American History Wartime New York

Calm before the storm: Saturday before the Draft Riots, an ominous silence before New York’s most violent days


A list of the nine draft offices where lotteries would occur that Monday, July 13th. It would have already begun in Jamaica and at the Ninth District Office that Saturday.

One hundred and fifty years ago today, on July 11, 1863, the first round of lotteries to select able-bodied men for conscription into the Union Army began rolling out in New York.

It was a Saturday.  The day of the week is rather important to history. For on that day — the day that brought the draft that would inspire the horror of the notorious Draft Riots 48 hours later — the draft lotteries would arrive without violence.  Nobody in New York would die that day because they were following federal orders or because of the color of their skin.

Below: The draft in New York in simpler times.  When a draft lottery was called two years earlier, in 1861, there was no such tension or violence.  A spirit of patriotism and a lack of cynicism about the war greeted the provost marshals as names were selected. [NYPL]

A few factors went into this surprising peace. Federal and state law enforcement knew there would be some trouble. The newspapers had grumbled about it and anti-draft factions gathered in halls around New York in the preceding days. Draft riots had already erupted in places like Buffalo, New York.

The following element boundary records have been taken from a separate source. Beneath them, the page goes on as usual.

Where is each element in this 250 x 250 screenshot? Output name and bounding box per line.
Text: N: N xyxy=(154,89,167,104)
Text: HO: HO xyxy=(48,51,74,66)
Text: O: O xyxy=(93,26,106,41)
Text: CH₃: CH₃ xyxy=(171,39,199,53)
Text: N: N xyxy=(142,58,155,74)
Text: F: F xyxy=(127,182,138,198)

As a result, they decided to roll out the draft slowly, starting in less densely populated areas.  Thus, the first names were read out from the Ninth District draft office at Third Avenue and 46th Street which, in 1863, was neither the most fashionable neighborhood, nor the most squalid.  Being first, however, made it a prime target for agitators when it reopened on Monday.

Anger in New York was delayed.  Many assumed that a Democratic controlled state government and its Democratic governor Horatio Seymour would delay or even block the draft.  Many of those leaders campaigned on that very fact.  Yet as the ‘wheel of misfortune’ was turned that Saturday morning and names were selected for the draft, the horror began to sink in.

Below: The 69th Regiment leaves New York harbor, April 1861.  A largely Irish regiment, they are one of New York’s great military units.  They were so decimated during the Battle of Fredericksburg and the Battle of Gettysburg — which took place just two weeks before New York’s draft — that they were temporarily disbanded.

This is why Saturday is so important — the gestating anger that led to the draft riots that Monday broke out in the taverns of lower Manhattan that Saturday night, as news spread of friends and loved ones in other districts whose names had been chosen.

James Gordon Bennett of the New York Herald wrote: “Those who heard the scattered groups of laborers and mechanics who congregated in different quarters on Saturday evening, and who canvassed unsparingly the conscription law might have reasonably augured that a tumult was at hand.” [source]

In typical understated fashion, the New York Sun remarked, “Considerable feeling and warm discussion was manifested throughout the city as soon as it became generally known that the draft had actually commenced.”   Those words were published on July 13, the first and most incendiary day of the draft riots..

Had the draft actually proceeded without incident, those chosen would have received the following letter, reprinted in the same issue of the New York Sun mentioned above:

If you were chosen for the draft, you would have had ten days to “claim an exemption**, find a substitute, or pay the $300” commutation fee. Barring that, you were to report to Rikers Island for immediate training.

Prepping from some dissension on Monday, five hundred soldiers from Governors Island were summoned into the city to stand guard over the draft offices. Little did they know then that a mere 500 men would be no match for the surge of rabid mobs that would greet them on Monday.

** What were the various draft exemptions? The July 13, 1863 issue of the New York Daily Tribune had a list available for its readers which included 1) being the son of a widow or ailing parent; 2) being the only brother of a child dependent on him for support; 3) being the only parent to children under the age of 12; 4) having two family members already serving in the Union army; and 5) “unsuitableness of age,” meaning you were too old or too young to serve.